Credit: Mauricio Peña/ Block Club Chicago
A renderings shows what a 33-story apartment building planned for 344 N. Canal St. would look like.

The apartments would be a mix of studios, junior one-bedroom, two-bedroom and “two-bedroom plus ” units ranging from 500 square feet to 1,700 square feet. A company representative said they will meet the 10 percent affordable housing requirement but are still determining how many units will be built on-site.

The building would include 124 parking spaces across three floors, a fifth-floor amenity space for residents, a small commercial retail space and a 1,800-square-foot dog run in the viaduct under the Metra tracks.

Credit: Mauricio Peña/ Block Club Chicago
A renderings shows what a 33-story apartment building planned for 344 N. Canal St. would look like.

RELATED: Developer Aims To Build 33-Story Apartment Building At Old Tire Warehouse Site In Fulton River District

Credit: Mauricio Peña/ Block Club Chicago
A renderings shows what a 33-story apartment building planned for 344 N. Canal St. would look like.
Credit: Mauricio Peña/ Block Club Chicago
The developer aims to building a dog park underneath the Metra tracks as part of the 344 N. Canal St. development.

The development would replace the five-story Cassidy Tire warehouse.  

Ward Miller, president of Preservation Chicago, asked developers to incorporate the facade of the existing Henry J. Schlacks-designed building into the new building. It was constructed in 1902 and formerly housed the Tyler & Hippach glass company.

Credit: Ald. Brendan Reilly newsletter; Google Map
A developer looks to build a 33-story apartment building at the Cassidy Tire warehouse at 344 N. Canal St. in the Fulton River District.

Reilly told neighbors he spent a lot of time before the meeting working with city staff and the developers to address deficiencies in the initial proposal.

Under plans, loading and unloading would happen from Clinton Street. Drops offs are planned for a porte-cochere for traffic heading southbound on Canal Street. Traffic heading north on Canal will be prevented from making left-hand turns into the property by bollards, developers assured residents.

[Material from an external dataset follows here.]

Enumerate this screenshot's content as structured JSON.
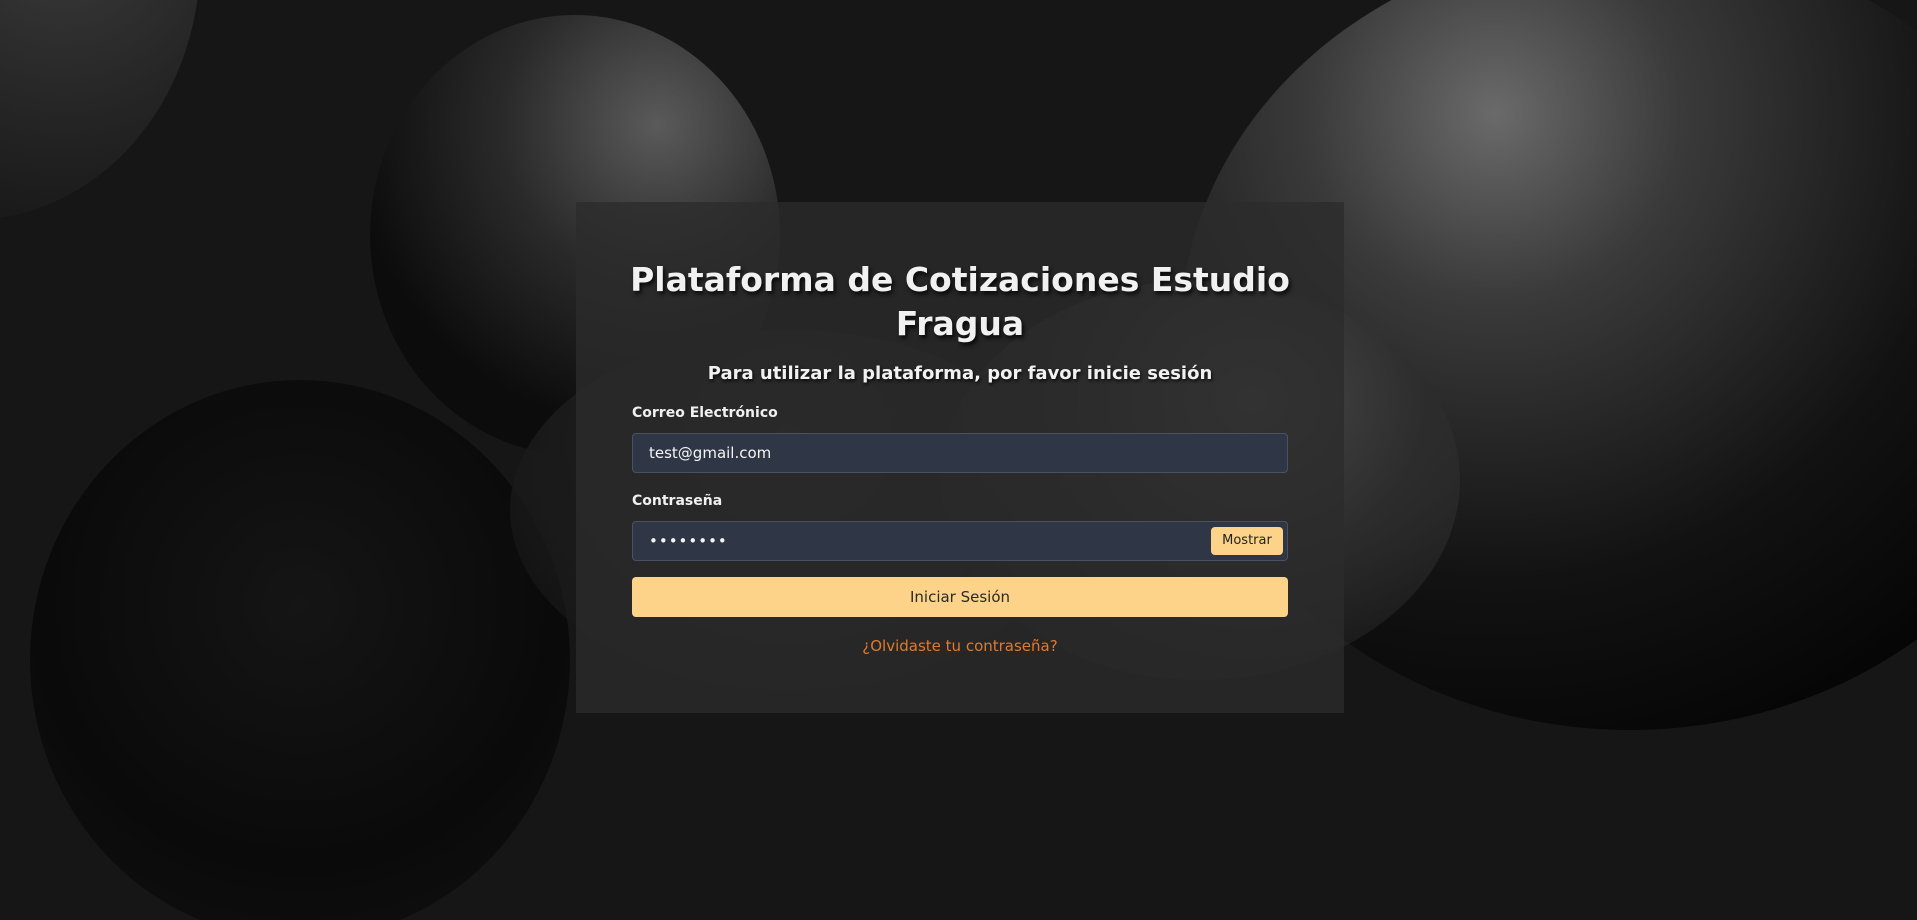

“For me, the most important piece of their proposal is getting the traffic and loading right,” Reilly said. “Of course, the aesthetic is important to me, but if the site can’t function properly in the neighborhood, it’s a failure.”

Credit: Mauricio Peña/ Block Club Chicago
A developer aims to build a 33-story building at 344 N. Canal St. with 343 apartments.
Credit: Mauricio Peña/ Block Club Chicago
Fulton River District neighbors listen to the presentation at East Bank Club Monday night.

During the meeting, some residents raised concerns about traffic the development could add to the area in the form of ride shares, taxis and food-delivery services.

Residents asked for Reilly to study traffic control options at two at Kinzie and Clinton streets and Kinzie and Canal streets.

Another resident said the convergence of multiple modes of transportation on Canal Street was “dangerous.”

“The Metra, cars, bicycles, people occupying the same space right now, is an inevitable accident very soon,” the resident said. “I think adding more people, more Uber, more delivery to this — even with  the best-intentioned ways of routing the traffic — is pushing an already constrained traffic line.”

Other residents suggested making Clinton and Canal streets one-way streets to remedy traffic problems.

The developer is seeking a zoning change. If approved, developers would pay $3.1 million into the city’s Neighborhood Opportunity Fund in exchange for added density.

If all goes well, construction on the building could begin in fall 2020.